Lung cell phenotype reverts when seeded onto decellularized lung matrix
Researchers seeded type II lung epithelial cells into a decellularized lung matrix to study their function and report the unexpected finding that instead of differentiating into type I lung cells, they instead transitioned to become mesenchymal cells, as would occur in wound healing. The design and results of this study and its implications for the development of protocols and cell culture environments to support the growth of functional lung tissue are presented in an article in Tissue Engineering, Part A.
Elizabeth Calle and coauthors from Yale University and Yale University School of Medicine, New Haven, CT and University of North Carolina, Chapel Hill, NC, emphasize the effect that factors such as the use of one or more cell populations to seed a tissue matrix, the components of the growth medium, and the use of stimuli such as ventilation to achieve a physiologically appropriate environment can have on the growth and maturation of the lung tissue.
In the article "Fate of Distal Lung Epithelium Cultured in a Decellularized Lung Extracellular Matrix" the authors describe the type II lung epithelial cells isolated from rats and seeded onto decellularized rat lung scaffolds as having migratory, contractile, and matrix-secreting properties after one week, which is atypical of epithelial cells.
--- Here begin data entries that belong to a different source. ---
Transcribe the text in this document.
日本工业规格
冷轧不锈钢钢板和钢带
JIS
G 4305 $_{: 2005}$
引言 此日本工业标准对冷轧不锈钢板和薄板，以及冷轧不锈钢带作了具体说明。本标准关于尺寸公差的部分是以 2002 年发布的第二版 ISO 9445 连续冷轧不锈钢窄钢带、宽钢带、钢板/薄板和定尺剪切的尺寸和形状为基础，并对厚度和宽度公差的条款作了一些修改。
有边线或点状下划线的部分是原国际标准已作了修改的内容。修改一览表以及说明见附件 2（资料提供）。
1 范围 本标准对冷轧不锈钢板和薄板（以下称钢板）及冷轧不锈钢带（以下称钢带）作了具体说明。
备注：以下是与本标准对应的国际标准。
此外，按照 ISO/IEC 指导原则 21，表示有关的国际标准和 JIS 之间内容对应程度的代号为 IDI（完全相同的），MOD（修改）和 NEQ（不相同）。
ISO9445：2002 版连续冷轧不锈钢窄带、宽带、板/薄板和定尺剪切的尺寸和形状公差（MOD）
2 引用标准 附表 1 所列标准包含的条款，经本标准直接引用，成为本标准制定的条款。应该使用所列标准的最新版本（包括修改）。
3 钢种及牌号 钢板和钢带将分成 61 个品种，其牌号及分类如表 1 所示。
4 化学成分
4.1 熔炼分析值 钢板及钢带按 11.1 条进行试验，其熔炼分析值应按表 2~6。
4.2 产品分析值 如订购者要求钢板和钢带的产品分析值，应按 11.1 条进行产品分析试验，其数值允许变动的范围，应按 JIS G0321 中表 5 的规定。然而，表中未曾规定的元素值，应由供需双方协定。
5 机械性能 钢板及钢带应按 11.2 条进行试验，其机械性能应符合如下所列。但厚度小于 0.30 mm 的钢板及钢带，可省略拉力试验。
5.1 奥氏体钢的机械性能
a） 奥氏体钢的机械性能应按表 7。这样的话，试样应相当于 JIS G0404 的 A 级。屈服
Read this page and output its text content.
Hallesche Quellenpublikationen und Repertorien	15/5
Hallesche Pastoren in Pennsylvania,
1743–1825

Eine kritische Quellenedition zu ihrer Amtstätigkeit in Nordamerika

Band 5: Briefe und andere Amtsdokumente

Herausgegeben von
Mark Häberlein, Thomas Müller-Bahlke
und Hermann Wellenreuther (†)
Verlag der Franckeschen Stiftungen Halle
The cells also had increased expression of markers consistent with mesenchymal cell types. In contrast, the authors report that this type of epithelial-to-mesenchymal transition did not occur when mixed populations of rat cells were seeded on the same scaffold using the same media.
"Scientists reseeding tissue-specific cells onto decellularized extracellular matrices derived from their tissue of origin should be aware that tissue-specific differentiation states should not be assumed to be constant," says Peter C. Johnson, MD, Vice President, Research and Development and Medical Affairs, Vancive Medical Technologies and President and CEO, Scintellix, LLC, Raleigh, NC. "Appropriate testing of cellular markers after reseeding will be essential to characterize the true fate of replaced cells."